House with Dutch Roof

Provenance

The artist [1870-1953]; his estate; by inheritance to his son, John C. Marin, Jr. [1914-1988], Cape Split, Maine; gift 1986 to NGA.

House with Dutch Roof

Marin, John

c. 1928

Accession Number

1986.54.3

Medium

oil on canvas board

Dimensions

overall: 20.3 x 25.2 cm (8 x 9 15/16 in.)

Classification

Painting

Museum

National Gallery of Art

Washington, D.C., United States

Credit Line

Gift of John Marin, Jr.

Tags

Painting Early Modern (1901–1950) Oil Painting Canvas Board American

Background & Context

Background Story

The Dutch roof of the title — a gambrel roof that echoes the colonial architecture of the New York/New Jersey region — becomes a structural element in Marin's compositional vocabulary.

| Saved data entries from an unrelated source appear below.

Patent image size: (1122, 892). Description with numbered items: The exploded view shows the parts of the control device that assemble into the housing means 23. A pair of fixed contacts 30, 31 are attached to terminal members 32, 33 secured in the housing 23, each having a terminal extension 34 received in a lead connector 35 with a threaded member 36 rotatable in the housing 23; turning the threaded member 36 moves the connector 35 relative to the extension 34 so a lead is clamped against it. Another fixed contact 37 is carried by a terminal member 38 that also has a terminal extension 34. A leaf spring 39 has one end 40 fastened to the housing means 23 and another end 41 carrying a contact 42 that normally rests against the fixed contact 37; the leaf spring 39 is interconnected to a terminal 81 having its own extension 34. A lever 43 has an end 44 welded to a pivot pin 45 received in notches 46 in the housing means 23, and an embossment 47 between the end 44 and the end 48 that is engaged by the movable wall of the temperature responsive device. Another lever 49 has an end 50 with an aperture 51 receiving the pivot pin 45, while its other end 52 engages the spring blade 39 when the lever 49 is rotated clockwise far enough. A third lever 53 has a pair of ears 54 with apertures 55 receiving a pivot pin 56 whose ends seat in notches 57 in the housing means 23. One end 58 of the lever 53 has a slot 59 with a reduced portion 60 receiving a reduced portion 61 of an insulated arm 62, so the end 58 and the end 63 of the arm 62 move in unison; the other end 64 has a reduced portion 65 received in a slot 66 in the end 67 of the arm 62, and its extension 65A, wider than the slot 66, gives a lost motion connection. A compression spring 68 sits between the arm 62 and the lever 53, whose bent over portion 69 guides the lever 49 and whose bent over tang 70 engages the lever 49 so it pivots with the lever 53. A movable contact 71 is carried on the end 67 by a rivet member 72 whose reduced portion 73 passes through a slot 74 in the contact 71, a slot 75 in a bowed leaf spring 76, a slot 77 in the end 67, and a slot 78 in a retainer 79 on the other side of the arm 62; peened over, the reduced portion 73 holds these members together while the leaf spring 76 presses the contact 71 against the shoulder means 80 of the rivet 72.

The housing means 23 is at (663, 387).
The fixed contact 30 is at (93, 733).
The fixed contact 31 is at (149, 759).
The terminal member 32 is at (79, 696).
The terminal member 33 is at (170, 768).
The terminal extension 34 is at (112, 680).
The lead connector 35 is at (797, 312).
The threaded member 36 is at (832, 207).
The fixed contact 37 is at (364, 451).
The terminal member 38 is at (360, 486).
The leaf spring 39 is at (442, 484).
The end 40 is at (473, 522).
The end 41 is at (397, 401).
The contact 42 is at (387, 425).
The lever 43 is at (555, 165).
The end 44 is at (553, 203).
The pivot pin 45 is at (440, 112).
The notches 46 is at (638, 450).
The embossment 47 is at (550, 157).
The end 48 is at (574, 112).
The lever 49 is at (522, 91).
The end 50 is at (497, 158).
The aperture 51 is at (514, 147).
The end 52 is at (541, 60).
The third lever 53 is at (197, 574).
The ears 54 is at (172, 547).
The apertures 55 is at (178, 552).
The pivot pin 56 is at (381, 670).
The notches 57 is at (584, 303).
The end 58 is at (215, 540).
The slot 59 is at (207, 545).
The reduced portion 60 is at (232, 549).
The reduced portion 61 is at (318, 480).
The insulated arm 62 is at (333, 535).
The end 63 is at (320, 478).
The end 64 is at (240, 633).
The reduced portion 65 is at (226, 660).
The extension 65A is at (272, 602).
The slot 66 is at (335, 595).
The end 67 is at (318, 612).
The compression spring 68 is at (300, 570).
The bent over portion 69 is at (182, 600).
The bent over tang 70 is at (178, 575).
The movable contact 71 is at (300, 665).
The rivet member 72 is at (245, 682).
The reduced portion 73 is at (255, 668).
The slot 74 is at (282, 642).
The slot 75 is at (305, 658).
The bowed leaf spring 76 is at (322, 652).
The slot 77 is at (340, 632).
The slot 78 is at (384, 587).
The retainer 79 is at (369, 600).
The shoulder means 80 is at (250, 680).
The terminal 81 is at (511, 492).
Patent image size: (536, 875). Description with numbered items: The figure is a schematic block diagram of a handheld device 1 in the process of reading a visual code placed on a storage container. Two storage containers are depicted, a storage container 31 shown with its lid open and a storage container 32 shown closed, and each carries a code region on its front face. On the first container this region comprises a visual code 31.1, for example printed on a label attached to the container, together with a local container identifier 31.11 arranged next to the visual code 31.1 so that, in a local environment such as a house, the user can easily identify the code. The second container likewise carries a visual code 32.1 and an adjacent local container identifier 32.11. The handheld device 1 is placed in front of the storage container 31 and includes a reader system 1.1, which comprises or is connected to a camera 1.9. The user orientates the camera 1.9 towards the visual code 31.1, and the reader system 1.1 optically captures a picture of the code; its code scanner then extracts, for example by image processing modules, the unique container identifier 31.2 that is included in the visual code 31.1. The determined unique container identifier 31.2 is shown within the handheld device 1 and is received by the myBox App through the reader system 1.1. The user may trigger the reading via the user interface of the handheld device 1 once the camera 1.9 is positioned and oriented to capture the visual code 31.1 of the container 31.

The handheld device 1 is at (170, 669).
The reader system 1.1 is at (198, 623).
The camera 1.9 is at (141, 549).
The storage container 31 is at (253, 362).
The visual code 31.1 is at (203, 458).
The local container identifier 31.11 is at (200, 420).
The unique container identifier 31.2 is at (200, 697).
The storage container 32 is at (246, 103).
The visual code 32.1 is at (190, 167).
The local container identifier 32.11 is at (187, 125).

The house is recognizable, but it has been subjected to the spatial fragmentation and formal reorganization that characterize Marin's mature painting. The roofline is not merely described but reorganized, its angles and planes becoming a rhythmic pattern that asserts the painting's own logic alongside the architectural subject's. This tension between recognizable subject and abstract structure is the engine of Marin's best work.

Cultural Impact

Marin's houses and buildings are among his most original contributions to American painting. Where other modernists (Sheeler, Demuth) approached architecture with Precisionist clarity, Marin approached it with Expressionist energy — the building is not a static object but a dynamic form that can be reorganized, fragmented, and rebuilt on canvas.

Why It Matters

House with Dutch Roof is Marin proving that a colonial gambrel roof can be as dynamically fragmented as a Manhattan skyscraper. The modernist eye finds energy everywhere, even in the modest architecture of small-town New Jersey.